May 21, 2004

Rainy afternoon mail: "Ann, please BREAK THE SEAL."

It is pouring rain again here. I need to get out of the house--must get supplies--but I would be drenched just getting to the car. My hedges are all overgrown from all this rain, and then with more rain the hedges are wet, and I can't get to my car without being well-swiped by wet hedge leaves. So I'm going through my mail.

I received a letter in the mail from the city telling me I need to hire a plumber to replace my lead service line. (Wouldn't it be easier to just drink bottled water? Are you kidding? You can't have lead pipes!)

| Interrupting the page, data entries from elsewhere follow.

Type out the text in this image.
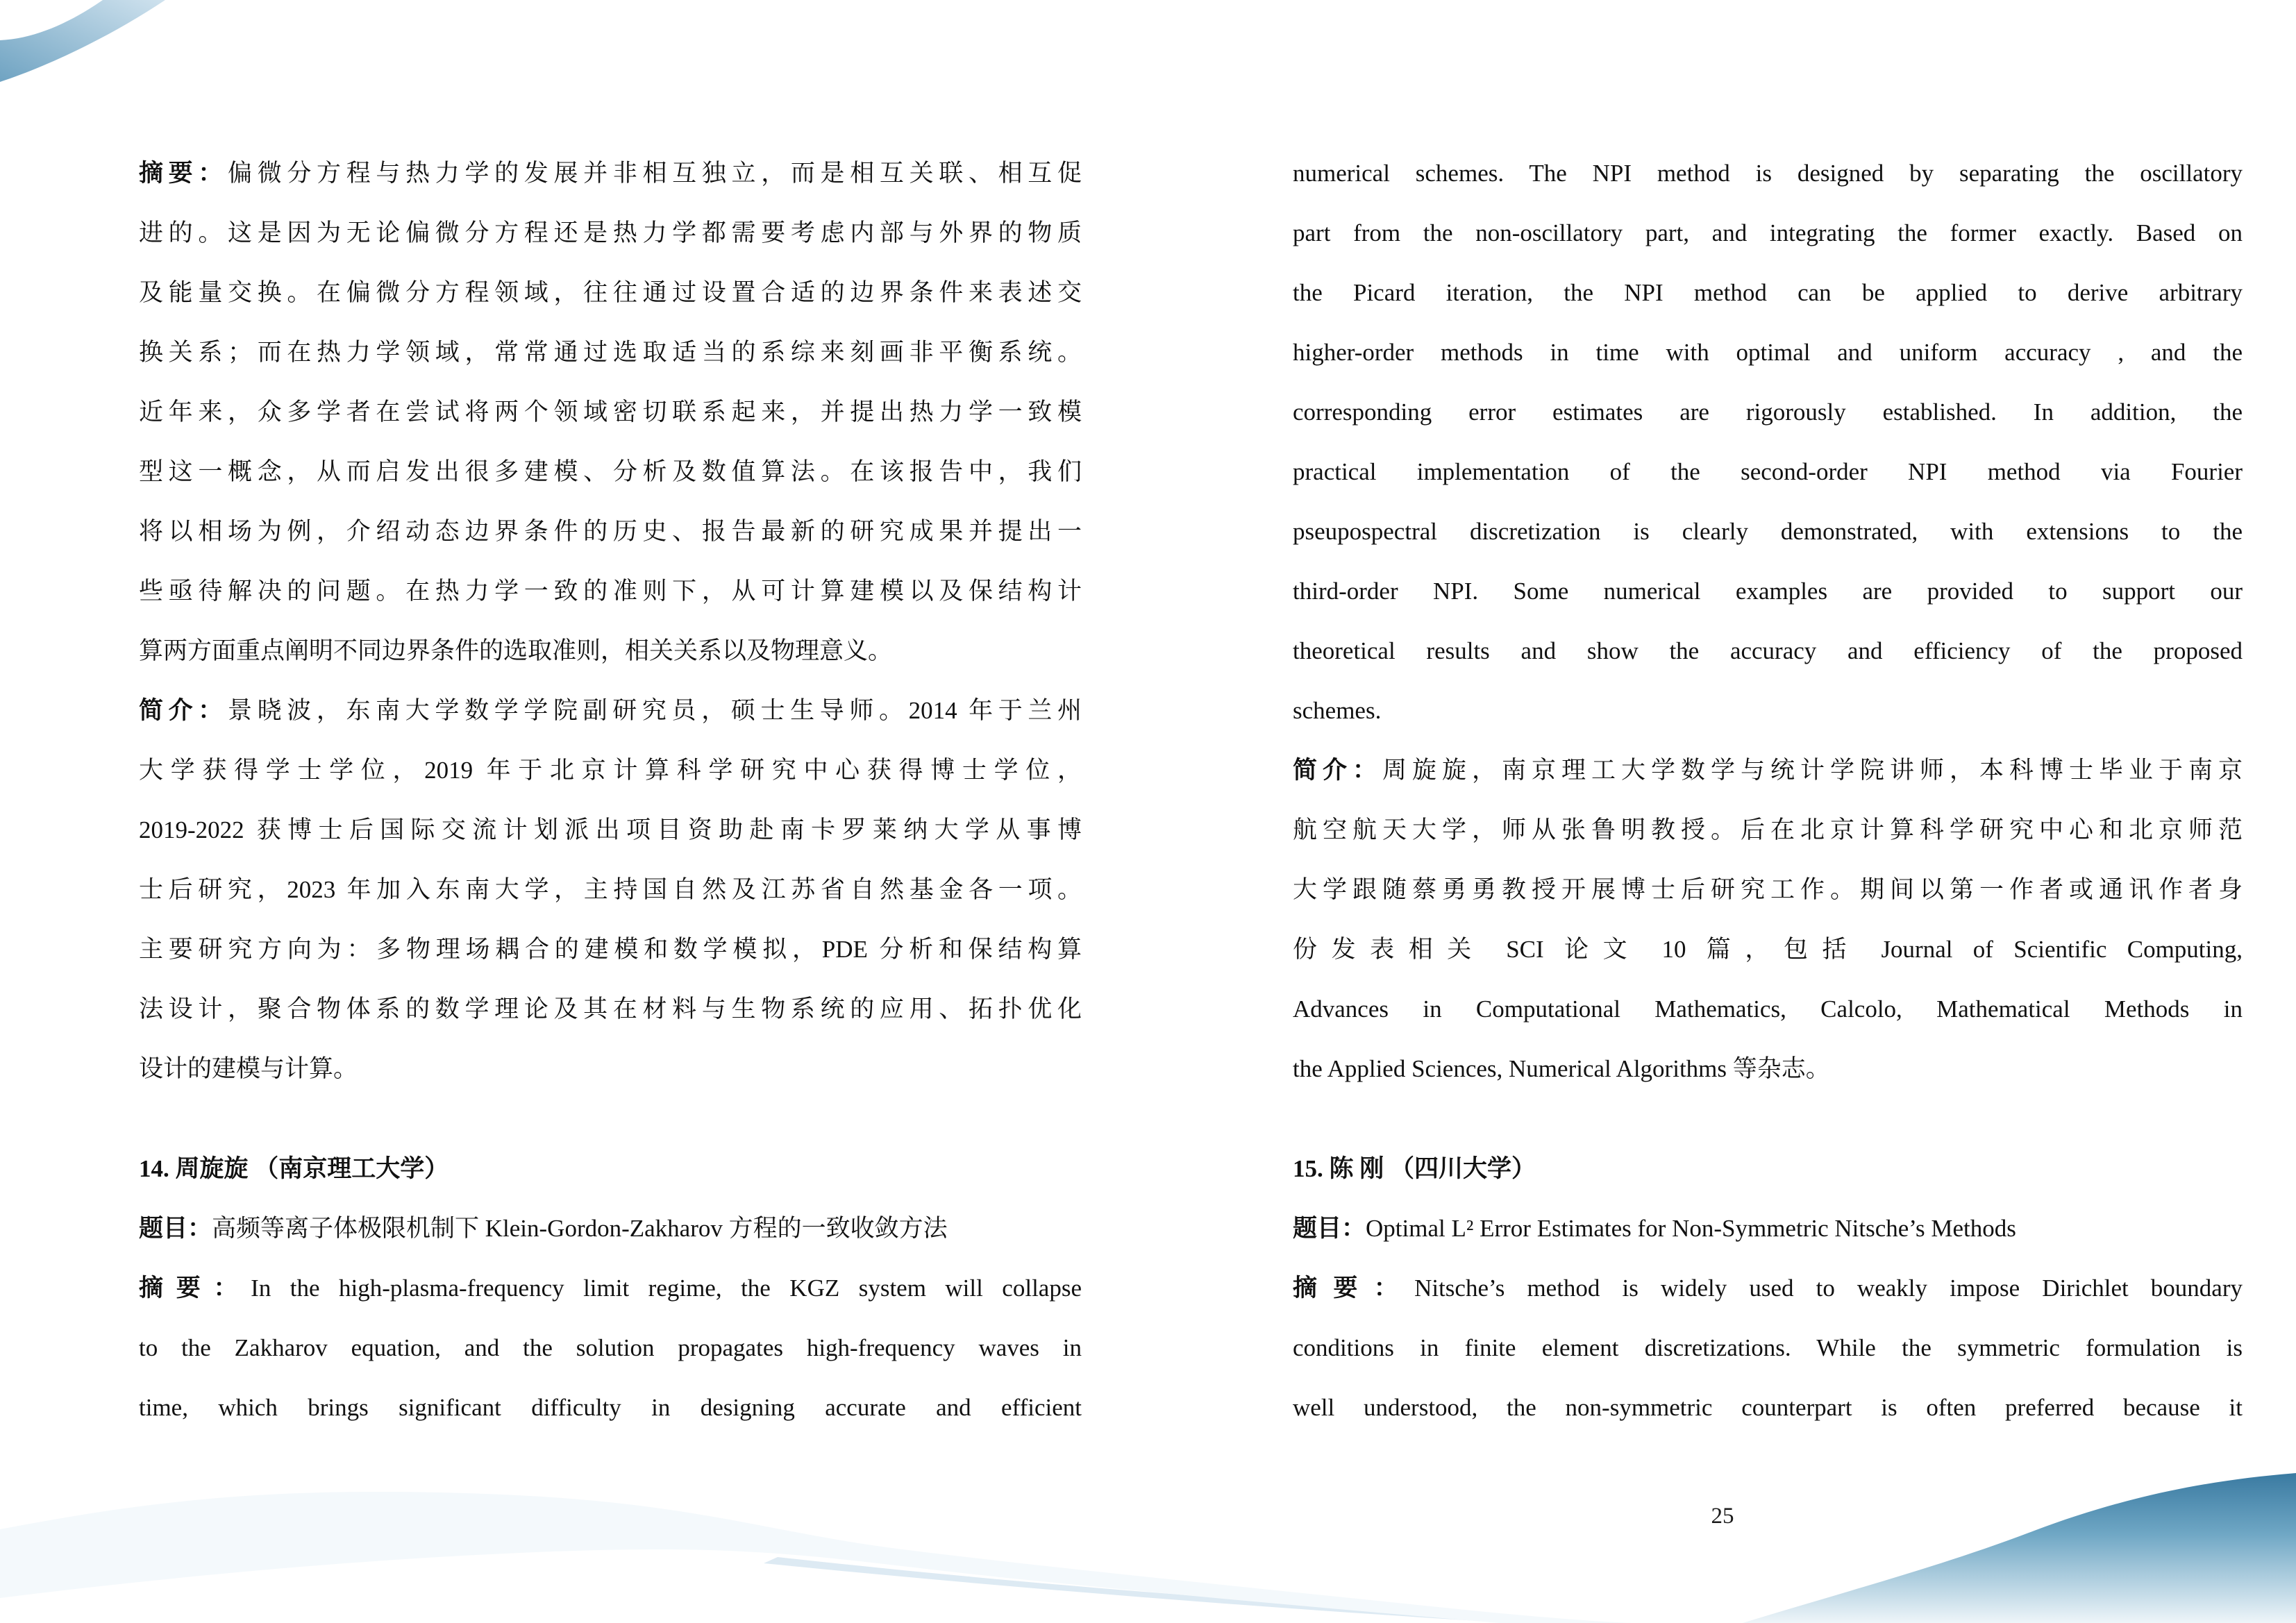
摘要：偏微分方程与热力学的发展并非相互独立，而是相互关联、相互促
进的。这是因为无论偏微分方程还是热力学都需要考虑内部与外界的物质
及能量交换。在偏微分方程领域，往往通过设置合适的边界条件来表述交
换关系；而在热力学领域，常常通过选取适当的系综来刻画非平衡系统。
近年来，众多学者在尝试将两个领域密切联系起来，并提出热力学一致模
型这一概念，从而启发出很多建模、分析及数值算法。在该报告中，我们
将以相场为例，介绍动态边界条件的历史、报告最新的研究成果并提出一
些亟待解决的问题。在热力学一致的准则下，从可计算建模以及保结构计
算两方面重点阐明不同边界条件的选取准则，相关关系以及物理意义。
简介：景晓波，东南大学数学学院副研究员，硕士生导师。2014 年于兰州
大学获得学士学位，2019 年于北京计算科学研究中心获得博士学位，
2019-2022 获博士后国际交流计划派出项目资助赴南卡罗莱纳大学从事博
士后研究，2023 年加入东南大学，主持国自然及江苏省自然基金各一项。
主要研究方向为：多物理场耦合的建模和数学模拟，PDE 分析和保结构算
法设计，聚合物体系的数学理论及其在材料与生物系统的应用、拓扑优化
设计的建模与计算。
14. 周旋旋 （南京理工大学）
题目：高频等离子体极限机制下 Klein-Gordon-Zakharov 方程的一致收敛方法
摘要：In the high-plasma-frequency limit regime, the KGZ system will collapse
to the Zakharov equation, and the solution propagates high-frequency waves in
time, which brings significant difficulty in designing accurate and efficient
numerical schemes. The NPI method is designed by separating the oscillatory
part from the non-oscillatory part, and integrating the former exactly. Based on
the Picard iteration, the NPI method can be applied to derive arbitrary
higher-order methods in time with optimal and uniform accuracy , and the
corresponding error estimates are rigorously established. In addition, the
practical implementation of the second-order NPI method via Fourier
pseupospectral discretization is clearly demonstrated, with extensions to the
third-order NPI. Some numerical examples are provided to support our
theoretical results and show the accuracy and efficiency of the proposed
schemes.
简介：周旋旋，南京理工大学数学与统计学院讲师，本科博士毕业于南京
航空航天大学，师从张鲁明教授。后在北京计算科学研究中心和北京师范
大学跟随蔡勇勇教授开展博士后研究工作。期间以第一作者或通讯作者身
份发表相关 SCI 论文 10 篇，包括 Journal of Scientific Computing,
Advances in Computational Mathematics, Calcolo, Mathematical Methods in
the Applied Sciences, Numerical Algorithms 等杂志。
15. 陈 刚 （四川大学）
题目：Optimal L² Error Estimates for Non-Symmetric Nitsche’s Methods
摘要：Nitsche’s method is widely used to weakly impose Dirichlet boundary
conditions in finite element discretizations. While the symmetric formulation is
well understood, the non-symmetric counterpart is often preferred because it
25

And I got a letter from the Republican Presidential Task Force trying to get a donation by pretending to care about my opinion so they can set the Republican platform. This time they've made a big deal out of the fact that the survey is in a sealed envelope. It's an "official document" by the way. And it's in "a secure envelope to protect the integrity of [my] vote." (What's secure about a sealed envelope? [ADDED: I mean, the whole set of papers was already in a sealed envelope. What's the point of an envelope within the envelope except to play with my mind?]) Get this: "If for some reason you cannot participate in this crucial Survey project, please sign the outside of the secure, registered envelope--WITHOUT BREAKING THE SEAL--and return it to me [Senator George Allen] immediately so we can attempt to find another citizen to represent your district." The Republican Party never tires of sending me bizarre mail like this, seemingly in an effort (achieved long ago) to convince me they think their supporters are narcissistic idiots. So I represent my district, do I?

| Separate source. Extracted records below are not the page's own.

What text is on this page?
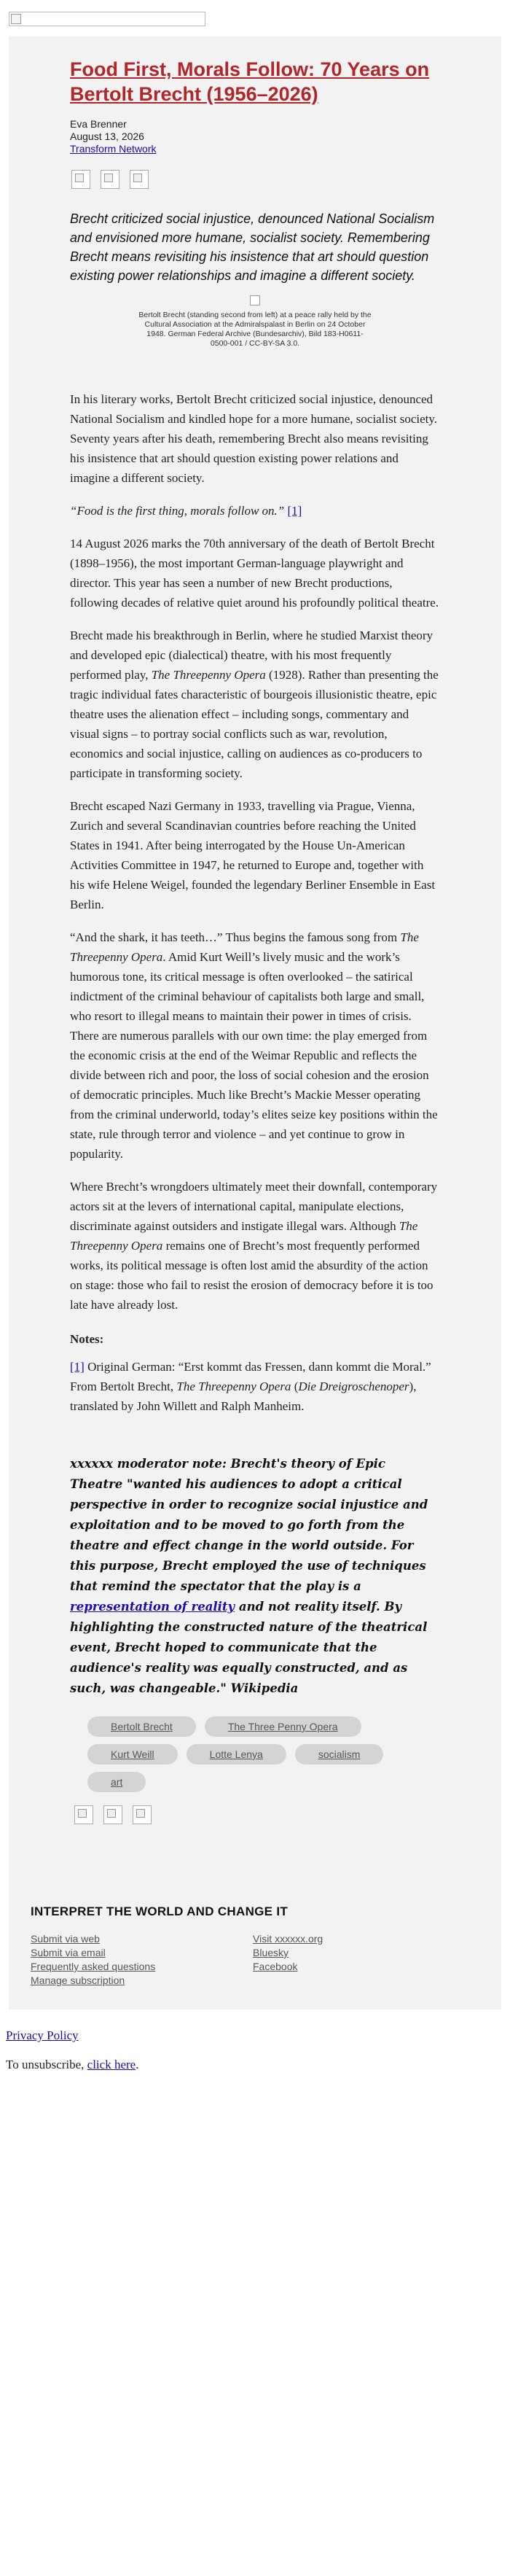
Food First, Morals Follow: 70 Years on Bertolt Brecht (1956–2026)
Eva Brenner
August 13, 2026
Transform Network

Brecht criticized social injustice, denounced National Socialism and envisioned more humane, socialist society. Remembering Brecht means revisiting his insistence that art should question existing power relationships and imagine a different society.

Bertolt Brecht (standing second from left) at a peace rally held by the Cultural Association at the Admiralspalast in Berlin on 24 October 1948. German Federal Archive (Bundesarchiv), Bild 183-H0611-0500-001 / CC-BY-SA 3.0.

In his literary works, Bertolt Brecht criticized social injustice, denounced National Socialism and kindled hope for a more humane, socialist society. Seventy years after his death, remembering Brecht also means revisiting his insistence that art should question existing power relations and imagine a different society.

“Food is the first thing, morals follow on.” [1]

14 August 2026 marks the 70th anniversary of the death of Bertolt Brecht (1898–1956), the most important German-language playwright and director. This year has seen a number of new Brecht productions, following decades of relative quiet around his profoundly political theatre.

Brecht made his breakthrough in Berlin, where he studied Marxist theory and developed epic (dialectical) theatre, with his most frequently performed play, The Threepenny Opera (1928). Rather than presenting the tragic individual fates characteristic of bourgeois illusionistic theatre, epic theatre uses the alienation effect – including songs, commentary and visual signs – to portray social conflicts such as war, revolution, economics and social injustice, calling on audiences as co-producers to participate in transforming society.

Brecht escaped Nazi Germany in 1933, travelling via Prague, Vienna, Zurich and several Scandinavian countries before reaching the United States in 1941. After being interrogated by the House Un-American Activities Committee in 1947, he returned to Europe and, together with his wife Helene Weigel, founded the legendary Berliner Ensemble in East Berlin.

“And the shark, it has teeth…” Thus begins the famous song from The Threepenny Opera. Amid Kurt Weill’s lively music and the work’s humorous tone, its critical message is often overlooked – the satirical indictment of the criminal behaviour of capitalists both large and small, who resort to illegal means to maintain their power in times of crisis. There are numerous parallels with our own time: the play emerged from the economic crisis at the end of the Weimar Republic and reflects the divide between rich and poor, the loss of social cohesion and the erosion of democratic principles. Much like Brecht’s Mackie Messer operating from the criminal underworld, today’s elites seize key positions within the state, rule through terror and violence – and yet continue to grow in popularity.

Where Brecht’s wrongdoers ultimately meet their downfall, contemporary actors sit at the levers of international capital, manipulate elections, discriminate against outsiders and instigate illegal wars. Although The Threepenny Opera remains one of Brecht’s most frequently performed works, its political message is often lost amid the absurdity of the action on stage: those who fail to resist the erosion of democracy before it is too late have already lost.

Notes:

[1] Original German: “Erst kommt das Fressen, dann kommt die Moral.” From Bertolt Brecht, The Threepenny Opera (Die Dreigroschenoper), translated by John Willett and Ralph Manheim.

xxxxxx moderator note: Brecht's theory of Epic Theatre "wanted his audiences to adopt a critical perspective in order to recognize social injustice and exploitation and to be moved to go forth from the theatre and effect change in the world outside. For this purpose, Brecht employed the use of techniques that remind the spectator that the play is a representation of reality and not reality itself. By highlighting the constructed nature of the theatrical event, Brecht hoped to communicate that the audience's reality was equally constructed, and as such, was changeable." Wikipedia
Bertolt Brecht	The Three Penny Opera
Kurt Weill	Lotte Lenya	socialism
art
INTERPRET THE WORLD AND CHANGE IT
Submit via web
Submit via email
Frequently asked questions
Manage subscription
Visit xxxxxx.org
Bluesky
Facebook

Privacy Policy

To unsubscribe, click here.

I saw in the paper today (somewhere) that Bush has already spent over $100 million on his campaign. But isn't most of the money just spent trying to get more money? Anyway, according to this letter my money is "urgently needed" because the Democrats have over $400 million "from liberal billionaires like George Soros, from personal injury trial lawyers, from Hollywood elites and from Big Labor to finance their scorched-earth strategy." (What scorched-earth strategy? Trying to win elections?) They need me to "help level the playing field" because "the Democrats' momentum is surging." Ugh! I hate the tone of desperation. Can I be on a special mailing list for people who want to hear reasonable arguments?

If I send them enough money I get to be a "Platinum Member" and then I can get three things: "a ceremonial American flag" (as opposed to what? a functional one?), "a distinctive lapel pin" (not just any lapel pin... and just assume I wear a suit and have lapels), and, my favorite, "an embossed membership card" (oh, "embossed," that's what will push me over the line here).

If I don't break the magic seal, they want me to sign the envelope and mail it back to them in a postpaid envelope. Great way to drain away your campaign funds, paying for the return mailing of bogus "official" documents. I suppose somebody thinks imposing a sense of obligation is going to increase the chance that I'll do the survey, which will increase the chance that I'll give them money. If I really hated them, I'd put over an ounce of papers in the envelope and mail it to further drain their funds. But I'm one of those moderate, undecided types, so I do nothing.


Kirk Parker said...

Re: the "embossed membership card". There is a school of advertisingese, one of whose principal tenets is At Least One Adjective Per Noun. A plain old membership card is nothing, anybody can have one of those. Naturally, this leads to some contortions when there really is nothing else to say about an item.

The most amusing example I ever saw, from a Heartland America catalog, was the entry for the "48 Inch Guitar". So now we sell musical instruments like we sell garden hoses? Although I suppose they did have a point: "Cheap, Crappy Guitar--But What Did You Expect for Only $34.95" might not have sold as well.

Ann Althouse said...

Good point. Any decent English usage book will tell you to try to pick nouns and verbs that let you go without adjectives and adverbs. Yet people somehow get the idea that a noun looks forlorn without an adjective. And it really is especially bad in catalogues, which are often reduced to reusing the same adjectives that just mindlessly express high quality. I make it a practice, when leafing through a catalogue, to toss it aside if I see the word "exceptional" used more than once.